It used to be that Boston College held a business plan competition—students pitched plans for hypothetical businesses, which might work out in the real world, or might not. Today, contestants in the newly named Strakosch Venture Competition are student startups that are already connecting customers with products and services. This year’s first-prize winner, Aryeo, has clients in Naples.
“These kids are incredible,” Greg Strakosch ’84, told a full Heights Room in early May before handing over the prize—a check for $15,000—to Branick Weix ’19, the founder of Aryeo, a software platform for real estate photographers.
The student entrepreneurs behind Aryeo as well as two runner-up companies (who received $7,500 apiece) and four other finalists presented their fully realized, active businesses to a crowd of their classmates and alumni. The event—which also featured a performance by Masti, Boston College’s Bollywood fusion dance troupe, and a “fireside chat” with Spark Capital co-founder Bijan Sabet ’91—wrapped up the year’s activities for the Edmund H. Shea Jr. Center for Entrepreneurship.
Weix is a finance and computer science student as well as a drone photographer who has used his skills to help scientists track endangered sea turtles. He founded Aryeo as a software solution to help photographers streamline the creation of online galleries, property websites, and Facebook ads.
The winners of the $7,500 prizes were UniMarkit and Trackster. Founded by information systems student Mark Dimeglio ’19, UniMarkit provides Boston College students with a safe and convenient way to buy and sell used furniture online. Unlike with Craigslist or Facebook, users must have a verified bc.edu e-mail address. Dimeglio plans to expand the concept to other campuses.
Trackster was co-founded by accounting and information systems student Jack Sexton ’18, and computer science major Emmett Scully, Morrissey ’18. They met on Boston College’s cross-country team, and their business concept was born of experience. Typically, running coaches time runs with a stopwatch, note the times on paper, and save them in Excel spreadsheets. Trackster integrates all that into a single app. Pitt, UNC, UMass, and Georgia Tech are just a few of the 100 teams already using Trackster.
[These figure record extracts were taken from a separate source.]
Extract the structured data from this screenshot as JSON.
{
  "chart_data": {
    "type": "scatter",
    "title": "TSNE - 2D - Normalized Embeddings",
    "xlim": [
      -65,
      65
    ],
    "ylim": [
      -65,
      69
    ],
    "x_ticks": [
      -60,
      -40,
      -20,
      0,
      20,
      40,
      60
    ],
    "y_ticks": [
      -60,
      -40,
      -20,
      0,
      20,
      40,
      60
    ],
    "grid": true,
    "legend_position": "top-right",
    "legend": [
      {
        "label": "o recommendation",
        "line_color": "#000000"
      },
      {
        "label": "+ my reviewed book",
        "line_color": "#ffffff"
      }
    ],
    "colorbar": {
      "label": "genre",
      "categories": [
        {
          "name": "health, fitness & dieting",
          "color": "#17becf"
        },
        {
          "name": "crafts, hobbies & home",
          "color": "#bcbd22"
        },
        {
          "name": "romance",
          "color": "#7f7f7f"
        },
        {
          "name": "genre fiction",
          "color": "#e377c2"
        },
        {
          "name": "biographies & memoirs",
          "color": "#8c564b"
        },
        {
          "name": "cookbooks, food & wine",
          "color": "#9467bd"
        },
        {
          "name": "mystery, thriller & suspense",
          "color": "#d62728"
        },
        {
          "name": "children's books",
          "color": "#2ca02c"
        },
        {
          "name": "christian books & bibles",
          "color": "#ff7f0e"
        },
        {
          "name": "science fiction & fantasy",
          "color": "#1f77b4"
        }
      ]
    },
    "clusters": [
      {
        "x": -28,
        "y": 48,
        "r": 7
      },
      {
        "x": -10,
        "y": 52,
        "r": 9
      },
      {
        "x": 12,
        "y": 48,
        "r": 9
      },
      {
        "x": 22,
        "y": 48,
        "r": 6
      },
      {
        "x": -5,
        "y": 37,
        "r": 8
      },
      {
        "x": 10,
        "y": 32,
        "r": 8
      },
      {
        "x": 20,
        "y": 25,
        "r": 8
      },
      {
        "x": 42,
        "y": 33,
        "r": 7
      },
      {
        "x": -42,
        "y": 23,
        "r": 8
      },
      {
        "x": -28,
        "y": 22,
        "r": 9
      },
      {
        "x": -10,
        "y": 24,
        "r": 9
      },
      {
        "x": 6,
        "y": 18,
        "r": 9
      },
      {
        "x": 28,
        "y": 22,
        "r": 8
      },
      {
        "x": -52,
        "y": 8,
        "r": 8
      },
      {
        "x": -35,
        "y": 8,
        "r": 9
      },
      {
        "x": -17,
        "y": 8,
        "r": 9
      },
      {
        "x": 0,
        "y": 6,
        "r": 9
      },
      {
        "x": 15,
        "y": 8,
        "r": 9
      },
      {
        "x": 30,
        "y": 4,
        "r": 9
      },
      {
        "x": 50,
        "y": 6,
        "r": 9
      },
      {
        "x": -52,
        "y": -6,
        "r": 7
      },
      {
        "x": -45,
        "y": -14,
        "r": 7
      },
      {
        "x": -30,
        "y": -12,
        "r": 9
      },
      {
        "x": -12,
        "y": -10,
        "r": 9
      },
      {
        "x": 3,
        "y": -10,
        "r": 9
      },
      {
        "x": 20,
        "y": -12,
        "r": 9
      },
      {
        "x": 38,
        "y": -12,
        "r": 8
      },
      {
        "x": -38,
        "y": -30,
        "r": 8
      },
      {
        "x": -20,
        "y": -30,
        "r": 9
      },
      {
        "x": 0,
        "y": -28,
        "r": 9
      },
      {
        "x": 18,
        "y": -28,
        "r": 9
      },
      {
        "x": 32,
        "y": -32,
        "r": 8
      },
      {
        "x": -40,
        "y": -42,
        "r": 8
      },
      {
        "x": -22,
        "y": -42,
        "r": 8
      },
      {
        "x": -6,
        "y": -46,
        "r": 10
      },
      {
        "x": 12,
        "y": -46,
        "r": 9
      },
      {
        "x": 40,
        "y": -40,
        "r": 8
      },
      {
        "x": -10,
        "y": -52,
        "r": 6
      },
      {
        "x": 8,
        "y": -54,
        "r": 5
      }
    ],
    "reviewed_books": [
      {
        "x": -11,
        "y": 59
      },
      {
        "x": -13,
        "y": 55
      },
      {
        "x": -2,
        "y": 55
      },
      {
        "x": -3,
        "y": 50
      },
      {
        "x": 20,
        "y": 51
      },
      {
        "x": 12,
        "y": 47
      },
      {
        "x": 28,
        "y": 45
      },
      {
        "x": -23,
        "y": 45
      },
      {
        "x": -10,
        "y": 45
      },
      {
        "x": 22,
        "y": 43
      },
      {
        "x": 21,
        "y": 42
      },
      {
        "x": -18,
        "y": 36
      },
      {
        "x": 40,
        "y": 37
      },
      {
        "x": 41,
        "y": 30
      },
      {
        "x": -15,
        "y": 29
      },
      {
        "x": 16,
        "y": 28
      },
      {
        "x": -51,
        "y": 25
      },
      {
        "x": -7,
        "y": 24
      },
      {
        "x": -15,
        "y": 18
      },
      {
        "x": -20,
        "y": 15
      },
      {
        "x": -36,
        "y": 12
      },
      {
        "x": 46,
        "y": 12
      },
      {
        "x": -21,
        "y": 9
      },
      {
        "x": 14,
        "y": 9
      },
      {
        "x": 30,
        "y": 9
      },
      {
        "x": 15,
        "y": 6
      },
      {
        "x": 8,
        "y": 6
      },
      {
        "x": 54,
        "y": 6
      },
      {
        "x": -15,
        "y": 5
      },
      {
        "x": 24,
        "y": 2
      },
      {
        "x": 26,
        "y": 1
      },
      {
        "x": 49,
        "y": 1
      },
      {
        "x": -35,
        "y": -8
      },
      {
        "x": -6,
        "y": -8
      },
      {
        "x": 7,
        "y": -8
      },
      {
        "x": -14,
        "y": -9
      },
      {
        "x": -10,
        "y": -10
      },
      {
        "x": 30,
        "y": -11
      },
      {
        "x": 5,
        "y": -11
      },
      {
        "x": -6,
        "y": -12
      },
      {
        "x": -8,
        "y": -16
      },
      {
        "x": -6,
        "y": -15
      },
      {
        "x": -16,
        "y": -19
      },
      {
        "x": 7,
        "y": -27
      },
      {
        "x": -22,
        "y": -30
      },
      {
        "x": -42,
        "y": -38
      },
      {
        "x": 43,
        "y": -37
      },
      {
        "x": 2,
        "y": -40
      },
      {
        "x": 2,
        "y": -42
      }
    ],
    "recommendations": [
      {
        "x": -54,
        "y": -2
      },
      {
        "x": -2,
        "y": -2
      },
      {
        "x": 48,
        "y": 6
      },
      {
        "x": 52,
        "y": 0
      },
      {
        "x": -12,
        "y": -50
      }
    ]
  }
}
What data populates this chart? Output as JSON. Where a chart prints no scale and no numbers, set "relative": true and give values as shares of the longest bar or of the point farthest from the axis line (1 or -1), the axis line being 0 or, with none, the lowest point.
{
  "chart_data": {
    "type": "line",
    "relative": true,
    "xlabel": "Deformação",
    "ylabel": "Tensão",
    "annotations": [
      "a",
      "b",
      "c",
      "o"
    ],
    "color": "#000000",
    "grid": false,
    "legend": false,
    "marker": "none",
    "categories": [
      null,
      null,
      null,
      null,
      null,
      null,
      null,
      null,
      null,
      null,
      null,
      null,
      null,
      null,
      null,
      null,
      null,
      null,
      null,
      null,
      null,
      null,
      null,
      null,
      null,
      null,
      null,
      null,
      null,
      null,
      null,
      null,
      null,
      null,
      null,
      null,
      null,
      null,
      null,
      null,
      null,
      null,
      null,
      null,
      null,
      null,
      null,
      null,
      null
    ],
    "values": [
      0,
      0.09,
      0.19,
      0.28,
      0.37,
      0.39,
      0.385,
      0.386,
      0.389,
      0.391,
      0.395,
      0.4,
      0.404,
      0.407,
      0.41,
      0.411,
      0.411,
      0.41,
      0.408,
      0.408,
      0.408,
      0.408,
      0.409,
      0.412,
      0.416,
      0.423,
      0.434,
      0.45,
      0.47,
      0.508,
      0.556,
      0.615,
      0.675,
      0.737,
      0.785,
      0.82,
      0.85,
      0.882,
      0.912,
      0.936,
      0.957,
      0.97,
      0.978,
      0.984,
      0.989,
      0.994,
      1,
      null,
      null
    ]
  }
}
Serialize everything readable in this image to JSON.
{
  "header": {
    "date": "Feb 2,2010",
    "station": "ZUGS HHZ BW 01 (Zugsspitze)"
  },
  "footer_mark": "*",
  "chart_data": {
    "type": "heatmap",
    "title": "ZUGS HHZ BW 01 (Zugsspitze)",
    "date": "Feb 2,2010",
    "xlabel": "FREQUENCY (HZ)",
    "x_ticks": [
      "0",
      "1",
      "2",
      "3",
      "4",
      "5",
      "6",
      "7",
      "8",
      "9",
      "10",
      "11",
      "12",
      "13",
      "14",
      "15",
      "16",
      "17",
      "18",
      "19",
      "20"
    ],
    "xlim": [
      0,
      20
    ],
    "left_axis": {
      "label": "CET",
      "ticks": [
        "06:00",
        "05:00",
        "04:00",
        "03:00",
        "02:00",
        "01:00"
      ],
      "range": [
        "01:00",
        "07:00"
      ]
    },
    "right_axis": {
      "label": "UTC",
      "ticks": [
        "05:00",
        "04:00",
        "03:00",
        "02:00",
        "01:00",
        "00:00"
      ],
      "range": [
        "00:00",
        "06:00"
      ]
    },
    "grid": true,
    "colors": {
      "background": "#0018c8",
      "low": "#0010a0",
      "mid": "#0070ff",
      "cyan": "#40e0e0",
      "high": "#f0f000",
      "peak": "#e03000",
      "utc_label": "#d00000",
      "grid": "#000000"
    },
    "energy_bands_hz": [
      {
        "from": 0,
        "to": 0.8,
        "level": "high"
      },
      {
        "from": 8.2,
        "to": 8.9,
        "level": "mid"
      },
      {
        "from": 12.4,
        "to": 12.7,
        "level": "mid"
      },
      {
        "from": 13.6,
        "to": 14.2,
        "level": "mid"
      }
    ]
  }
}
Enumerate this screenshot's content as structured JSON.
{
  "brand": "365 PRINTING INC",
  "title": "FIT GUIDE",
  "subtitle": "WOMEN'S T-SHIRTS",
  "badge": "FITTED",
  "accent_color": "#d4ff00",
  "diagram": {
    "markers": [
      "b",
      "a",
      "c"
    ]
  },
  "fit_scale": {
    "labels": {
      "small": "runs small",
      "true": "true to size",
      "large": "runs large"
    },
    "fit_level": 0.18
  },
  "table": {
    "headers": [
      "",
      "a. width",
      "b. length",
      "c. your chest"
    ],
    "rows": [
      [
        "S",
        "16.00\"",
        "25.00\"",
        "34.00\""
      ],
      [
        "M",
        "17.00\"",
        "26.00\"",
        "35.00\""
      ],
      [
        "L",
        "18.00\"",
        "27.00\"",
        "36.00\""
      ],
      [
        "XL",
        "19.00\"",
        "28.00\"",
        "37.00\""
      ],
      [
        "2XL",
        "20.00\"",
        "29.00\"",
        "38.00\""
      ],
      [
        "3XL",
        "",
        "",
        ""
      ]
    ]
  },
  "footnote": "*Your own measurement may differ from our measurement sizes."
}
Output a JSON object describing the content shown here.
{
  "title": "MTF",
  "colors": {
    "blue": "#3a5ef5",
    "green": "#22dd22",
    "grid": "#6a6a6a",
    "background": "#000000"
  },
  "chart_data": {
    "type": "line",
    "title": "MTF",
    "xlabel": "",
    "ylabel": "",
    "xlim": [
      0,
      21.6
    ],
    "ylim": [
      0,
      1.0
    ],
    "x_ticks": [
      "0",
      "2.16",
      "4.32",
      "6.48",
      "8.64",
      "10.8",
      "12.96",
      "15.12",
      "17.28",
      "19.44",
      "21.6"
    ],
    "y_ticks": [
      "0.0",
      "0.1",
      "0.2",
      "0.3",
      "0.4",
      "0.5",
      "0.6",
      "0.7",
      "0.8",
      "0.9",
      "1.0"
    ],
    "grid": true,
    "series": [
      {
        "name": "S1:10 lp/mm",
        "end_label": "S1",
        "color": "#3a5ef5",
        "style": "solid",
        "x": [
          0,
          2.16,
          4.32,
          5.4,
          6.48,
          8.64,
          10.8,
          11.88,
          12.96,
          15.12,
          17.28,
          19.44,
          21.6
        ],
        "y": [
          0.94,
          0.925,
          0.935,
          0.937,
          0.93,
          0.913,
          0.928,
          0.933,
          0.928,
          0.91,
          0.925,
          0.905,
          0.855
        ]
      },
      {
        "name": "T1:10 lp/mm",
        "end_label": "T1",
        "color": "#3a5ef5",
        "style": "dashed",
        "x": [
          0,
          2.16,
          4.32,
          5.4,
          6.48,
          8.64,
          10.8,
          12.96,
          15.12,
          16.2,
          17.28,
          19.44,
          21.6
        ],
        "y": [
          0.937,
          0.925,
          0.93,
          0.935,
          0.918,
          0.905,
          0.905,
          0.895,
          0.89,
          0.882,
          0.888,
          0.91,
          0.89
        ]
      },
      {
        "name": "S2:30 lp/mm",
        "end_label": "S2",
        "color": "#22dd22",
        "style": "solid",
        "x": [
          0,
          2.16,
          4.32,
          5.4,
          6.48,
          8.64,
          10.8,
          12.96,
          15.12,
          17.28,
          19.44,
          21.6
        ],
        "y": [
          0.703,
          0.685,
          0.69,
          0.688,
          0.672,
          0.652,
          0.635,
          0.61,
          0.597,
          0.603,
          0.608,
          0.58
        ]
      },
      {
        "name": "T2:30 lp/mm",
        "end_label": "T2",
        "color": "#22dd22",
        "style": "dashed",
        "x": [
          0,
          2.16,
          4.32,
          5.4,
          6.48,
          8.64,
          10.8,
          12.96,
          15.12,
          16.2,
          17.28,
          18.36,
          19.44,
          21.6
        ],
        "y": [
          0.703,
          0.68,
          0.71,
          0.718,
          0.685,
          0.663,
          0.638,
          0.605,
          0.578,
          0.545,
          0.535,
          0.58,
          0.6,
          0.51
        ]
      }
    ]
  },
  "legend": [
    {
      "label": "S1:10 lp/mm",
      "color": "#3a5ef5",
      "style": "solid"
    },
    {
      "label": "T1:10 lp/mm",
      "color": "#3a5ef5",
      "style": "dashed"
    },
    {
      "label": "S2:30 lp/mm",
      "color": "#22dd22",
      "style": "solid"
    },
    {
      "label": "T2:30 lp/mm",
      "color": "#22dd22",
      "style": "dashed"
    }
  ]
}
The other finalists were no slouches. With EcoLiv, for example, Alexandra Kontopanos ’18, is seeking to shrink the environmental footprint of mid-market hotels by introducing water-soluble (and therefore zero-waste) shampoo and conditioner packaging. Jenness, co-founded by Will Dailey ’20, and Nick Bomleny, Morrissey ’20, is a clothing company with a mission to rid the ocean of the abandoned fishing nets that endanger whales and other sea mammals.
“It’s good to see a company with a porpoise,” quipped Quinn Kelly, Morrissey’18, the evening’s MC.
In all seriousness, the lineup of startups evinced the Boston College mission, said Greg Strakosch in his remarks. “Not only ‘ever to excel,’ but also to be a man or woman for others,” he said. “Think about how much good an entrepreneur can do for society. That’s why Peggy and I support entrepreneurship here.”
Peggy Strakosch ’85, Greg’s wife, is an active alum in her own right. She has served as co-leader of the Council for Women of Boston College’s Student Advisory Board, among other things, and this year the Alumni Association bestowed on her its highest honor, the William V. McKenney Award. The couple are also the parents of three Eagles: Tim ’14, Jack ’16, and Molly ’17.
Greg Strakosch recalled his reaction when Peter Bell ’86 first asked him to meet with Dean Andy Boynton ’78 about supporting a venture competition at Boston College. “I thought about the last time I met with a dean at BC, and it didn’t go so well,” he said, joking about his student days.
But the Strakosches did decide to support the competition that will now bear their name in perpetuity. And their early support was critical, said Boynton in his own remarks: “It’s easy to help out when something’s already gotten rolling, but Greg and Peggy stepped up at the beginning, when they were taking more of a chance.”
Taking chances, of course, is what entrepreneurs do, according to Strakosch. “Success is not guaranteed,” he said. “I’ve started two companies, and both times I said to my wife, ‘If it doesn’t work out, we’re broke.’ Both times she said, ‘You should definitely do it.’” Strakosch co-founded TechTarget, which he currently runs as chairman and CEO.
In the fireside chat, with moderator Tammy Lee ’19, Sabet shared the qualities that venture capitalists are looking for in a startup. “Does the founder have an extraordinary vision?” Sabet asks himself. “Is the product something I’m in love with? And could I imagine myself working there?”
Sabet also counseled students to have patience. “It’s good to be ambitious and to work hard and take risks,” he said, “but you don’t have to have your own startup in college. You can get experience and learn at a bigger company.
“There’s no one way to become an entrepreneur,” Sabet continued. “Some students I speak with already have their internships mapped out, down to the summer after sophomore year. I was a valet driver the summer after my sophomore year. And I didn’t even know how to drive stick.”